After Tupac and D Foster by Jacqueline Woodson

2009
08.10



In the summer of 1995, D, Neeka and our unnamed narrator (we’ll just call her “Me”) are trying to figure out what it means to be “grown” in their Queens, NY neighborhood while the music of their idol, Tupac Shakur, provides the soundtrack to their unusual friendship. Neeka and Me have lived on the same block forever, but D just appears one day, a foster kid with the wrong kind of shoes and the wrong color eyes. D likes to “roam,” taking the subway and bus to new neighborhoods, meeting people and gathering experiences. Neeka and Me are suspicious of her at first, but soon D’s sweet half smile and easy demeanor win them over. Something clicks between them and before they know it, they are “Three the Hard Way.” D convinces them to venture off the block, slipping out from under the watchful eyes of their mothers and into everyday adventures. They share pizza, secrets, and the pain that comes from worrying about their favorite rapper who seems to understand exactly how they feel yet can’t keep him self out of harm’s way. Ironically, D and Tupac slip out of Neeka and Me’s life around the same time, and the girls realize that while they loved them both, they didn’t really know either of them at all. For D, all that mattered was that Neeka and Me cared about her, and she cared about them. “I came on this street and y’all became my friends…I talked about roaming and y’all listened. I sat down and ate with your mamas and it felt like I was finally belonging somewhere.” When the time comes to say goodbye, they all understand that their lives are better for having known each other. This gentle story about faith, friendship and family being the people you chose will sit quietly in your heart and head long after the last page is turned.

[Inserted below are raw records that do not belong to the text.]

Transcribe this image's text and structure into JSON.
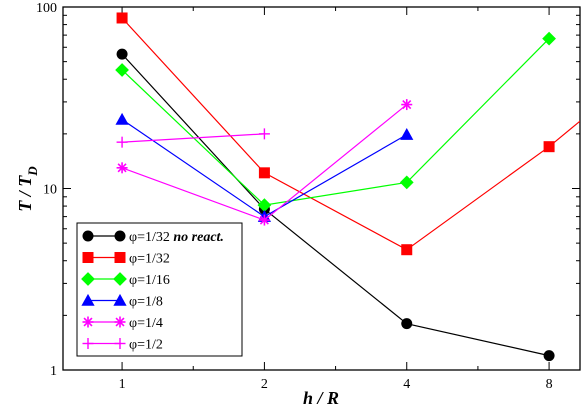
{
  "chart_data": {
    "type": "line",
    "xscale": "log2",
    "yscale": "log10",
    "xlim": [
      0.75,
      9.3
    ],
    "ylim": [
      1,
      100
    ],
    "xticks": [
      1,
      2,
      4,
      8
    ],
    "xtick_labels": [
      "1",
      "2",
      "4",
      "8"
    ],
    "yticks": [
      1,
      10,
      100
    ],
    "ytick_labels": [
      "1",
      "10",
      "100"
    ],
    "xlabel": "h / R",
    "ylabel_main": "T / T",
    "ylabel_sub": "D",
    "legend_position": "bottom-left",
    "series": [
      {
        "name": "φ=1/32",
        "name_suffix": "no react.",
        "color": "#000000",
        "marker": "circle",
        "x": [
          1,
          2,
          4,
          8
        ],
        "y": [
          55,
          7.7,
          1.8,
          1.2
        ],
        "extend_to": null
      },
      {
        "name": "φ=1/32",
        "name_suffix": "",
        "color": "#ff0000",
        "marker": "square",
        "x": [
          1,
          2,
          4,
          8
        ],
        "y": [
          87,
          12.2,
          4.6,
          17
        ],
        "extend_to": [
          9.3,
          23.5
        ]
      },
      {
        "name": "φ=1/16",
        "name_suffix": "",
        "color": "#00ff00",
        "marker": "diamond",
        "x": [
          1,
          2,
          4,
          8
        ],
        "y": [
          45,
          8.1,
          10.8,
          67
        ],
        "extend_to": null
      },
      {
        "name": "φ=1/8",
        "name_suffix": "",
        "color": "#0000ff",
        "marker": "triangle",
        "x": [
          1,
          2,
          4
        ],
        "y": [
          24,
          7,
          19.8
        ],
        "extend_to": null
      },
      {
        "name": "φ=1/4",
        "name_suffix": "",
        "color": "#ff00ff",
        "marker": "star",
        "x": [
          1,
          2,
          4
        ],
        "y": [
          13,
          6.7,
          29
        ],
        "extend_to": null
      },
      {
        "name": "φ=1/2",
        "name_suffix": "",
        "color": "#ff00ff",
        "marker": "plus",
        "x": [
          1,
          2
        ],
        "y": [
          18,
          20
        ],
        "extend_to": null
      }
    ]
  }
}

5 Responses to “After Tupac and D Foster by Jacqueline Woodson”

  1. Lynn Rutan says:

    Wonderful review of a wonderful book! I loved the sense of the community that came through so strongly in the story – everyone sitting on the porches after dinner, everyone keeping an eye on everyone’s children. I knew that neighborhood. I also loved the exploration of friendship.

  2. bjneary says:

    I loved this review, I read this book also this summer and was touched by the friendship of these 3 girls, laughed with them as they talked and cried when they were 3 tight friends no more. Woodson’s NY neighborhood is home to Neeka and the narrator, but they all look out for each other and when D Foster takes them to new neighborhoods, roads, rails, and experiences, they are better for it. A great look at the warmth of friendship, a time of tumult for Tupac and his followers, and the mysteries of friendship.

  3. tanita says:

    I didn’t realize this was a quiet book. Had heard the title before, hadn’t gotten to it. Definitely moving it up my list.

  4. bjneary says:

    Tanita, what do you mean by a quiet book? You will love it! BJ

  5. Jen Hubert says:

    Hi Tanita,

    Yes, VERY quiet. I was surprised too. Very much a character-driven novel, gorg writing as usual from Woodson.